Die Test Datei wird über einen Buffer eingelesen und der Bufferwert wird gehasht:
<code python>
__author__ = 'gpipperr'
import time, os

# Hashing
import hashlib

# graph
import matplotlib.pyplot as plt
from scipy.interpolate import interp1d

# check the possible hash libs
print(hashlib.algorithms_available)

# add your testfile here
file = 'D:\\temp\\20140818\\DSCN0025.TIF'
size = os.path.getsize(file)

# size of the file buffer
buffersize = 262144

results = []
for hashAlgo in hashlib.algorithms_available:

    # Remember the start time of the program
    start_time = time.clock()

    # define the hash algorithm
    hashtask = hashlib.new(hashAlgo)

    # Open the file and read and hash
    with open(file, 'rb') as afile:
        buffer = afile.read(buffersize)
        while len(buffer) > 0:
            hashtask.update(buffer)
            buffer = afile.read(buffersize)

    # get the hash af the file
    filehash = hashtask.hexdigest()

    # Remember Results
    results.append((hashAlgo, time.clock() - start_time))
    # print("-- Info  :: The file {0} has the {1} hash :: {2}".format(file,hashalgo,filehash))
    # print("-- Info  :: The singel run needs          :: {0:5.8f} seconds".format(time.clock() - start_time))
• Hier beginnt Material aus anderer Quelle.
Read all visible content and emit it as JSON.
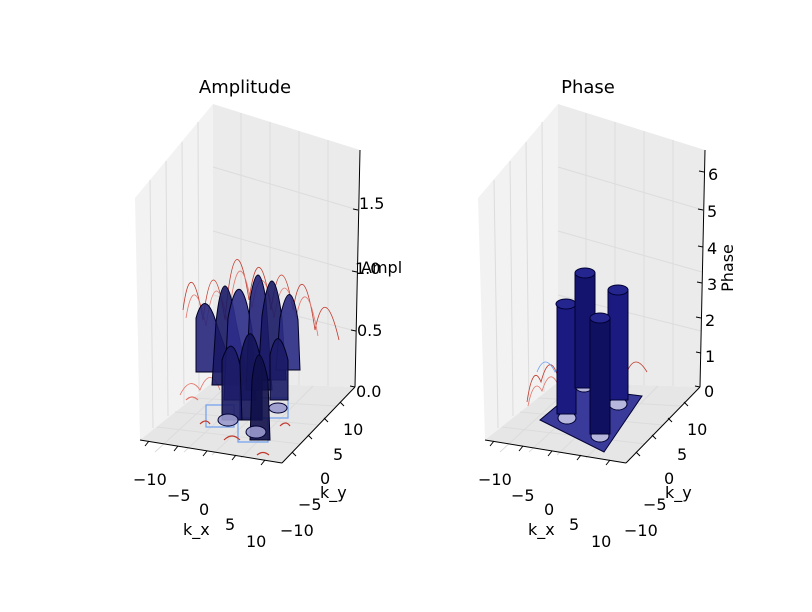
{
  "chart_data": [
    {
      "type": "surface3d",
      "title": "Amplitude",
      "xlabel": "k_x",
      "ylabel": "k_y",
      "zlabel": "Ampl",
      "xlim": [
        -12,
        12
      ],
      "ylim": [
        -12,
        12
      ],
      "zlim": [
        0,
        1.8
      ],
      "xticks": [
        "−10",
        "−5",
        "0",
        "5",
        "10"
      ],
      "yticks": [
        "−10",
        "−5",
        "0",
        "5",
        "10"
      ],
      "zticks": [
        "0.0",
        "0.5",
        "1.0",
        "1.5"
      ],
      "grid": true,
      "colors": {
        "surface": "#1a1a66",
        "edge": "#000022",
        "contour_red": "#c0392b",
        "contour_blue": "#6f9ef0"
      }
    },
    {
      "type": "surface3d",
      "title": "Phase",
      "xlabel": "k_x",
      "ylabel": "k_y",
      "zlabel": "Phase",
      "xlim": [
        -12,
        12
      ],
      "ylim": [
        -12,
        12
      ],
      "zlim": [
        0,
        6.4
      ],
      "xticks": [
        "−10",
        "−5",
        "0",
        "5",
        "10"
      ],
      "yticks": [
        "−10",
        "−5",
        "0",
        "5",
        "10"
      ],
      "zticks": [
        "0",
        "1",
        "2",
        "3",
        "4",
        "5",
        "6"
      ],
      "grid": true,
      "colors": {
        "surface": "#1a1a80",
        "edge": "#000030",
        "contour_red": "#c0392b",
        "contour_blue": "#6f9ef0"
      }
    }
  ]
}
# sort the result list after the second parameter
results.sort(key=lambda x: x[1])
sorted_result = results

print("--" + 40 * "=")
print("-- Info  :: File {0} and size {1:3.3f} MB".format(file, size / 1024 / 1024))
print("-- Info  :: Use Buffersize {0}".format(buffersize))

for result in sorted_result:
    print("   Hash {0:15} | {1:2.6f} ".format(result[0], result[1]))

print("--" + 40 * "=")

# check the main algorithm  with different buffersizes
buffersize = 512
resultsBuffersize = []

# algoList=hashlib.algorithms_available
algoList = ['SHA1', 'MD5', 'DSA-SHA', 'MD4', 'SHA', 'DSA']

for i in range(12):
    buffersize = 512
    for i in range(10):
        buffersize = buffersize * 2
        for hashAlgo in algoList:
            # Remember the start time of the program
            start_time = time.clock()
            hashtask = hashlib.new(hashAlgo)
            with open(file, 'rb') as afile:
                buffer = afile.read(buffersize)
                while len(buffer) > 0:
                    hashtask.update(buffer)
                    buffer = afile.read(buffersize)
            filehash = hashtask.hexdigest()
            resultsBuffersize.append((hashAlgo, buffersize, time.clock() - start_time))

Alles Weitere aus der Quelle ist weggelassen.